The Sheriff is also hosts jointly with the High Sheriff of Cheshire the annual Legal Service in Chester Cathedral for the judges on the local Circuit. The service is to mark the beginning of the Legal Year.

The Legal Service takes place in October at Chester Cathedral and is attended by the Presiding High Court Judges, Circuit Judges, District Judges, Recorders and Assistants, Magistrates and representatives of the Legal profession and Local Authorities. Also invited to attend and mark this beginning are: Chester Academic Leaders, neighbouring mayors and Town Mayors, Chief Officers from Cheshire Police and Fire Service, Hon Freeman and Alderman, ex Sheriffs of Chester and Civic Heads, current serving Cheshire west and Chester Councillors and representatives of local organisations.

Her Majesty the Queen, at her coronation, promised to serve her people and to ensure justice was delivered in the Kingdom. Following her example, once a year, for one hour, Her Majesty’s Judges and others attend Chester Cathedral and by so doing acknowledge a higher authority than themselves, one recognised by all faiths as a merciful Judge.
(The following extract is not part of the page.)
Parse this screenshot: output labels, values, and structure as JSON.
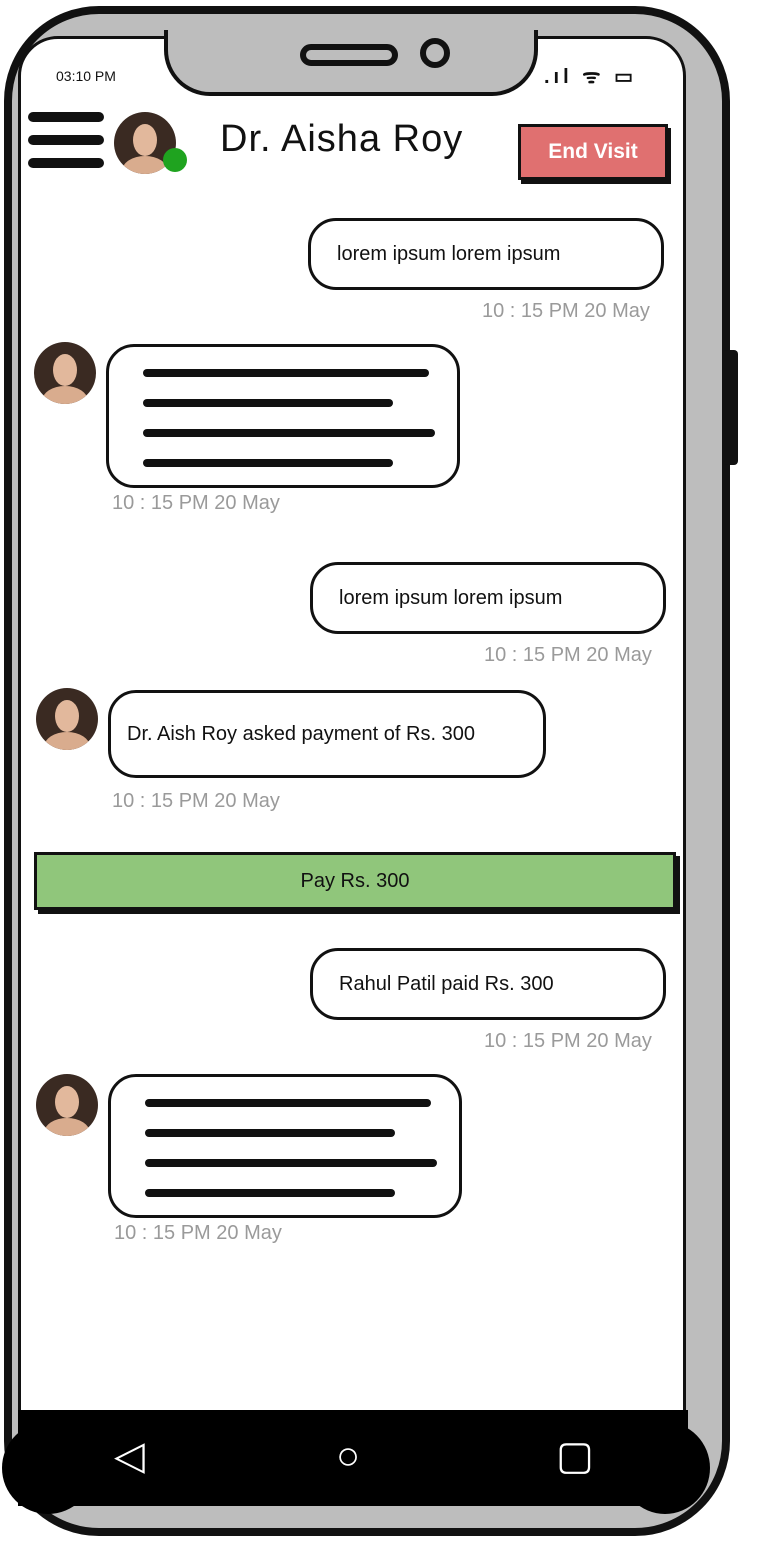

There are no other specific duties for a Sheriff but a typical year will include:

  • The Sheriff’s Breakfast, a recent reintroduction in a modern format of this ancient tradition, originally an archery contest held on the Roodee. Today a full English breakfast precedes a guest author talking about their book. Any fund-raising proceeds from the event go to charities nominated by the Sheriff.
  • Attending Civic Receptions at the Town Hall (but these being hosted by the Lord Mayor).
  • At the Lord Mayor’s discretion, hosting fund raising events on behalf of the Lord Mayoral charities and occasional events as instigated by the Sheriff.
  • Undertaking specific functions as invited.
  • Deputising at certain functions for the Lord Mayor or Deputy Lord Mayor in their absence.
  • Giving general support to the Lord Mayor as required.

Sheriff’s regalia

The Sheriff’s chain was presented by Alfred W Butt in memory of his father, Alderman Francis Butt, on the occasion of the opening of the Town Hall in 1869. The badge bears the arms known as the arms of the Sheriff, “a chevron between three garbs” and is surrounded by an earl’s coronet supported by a lion and a wolf.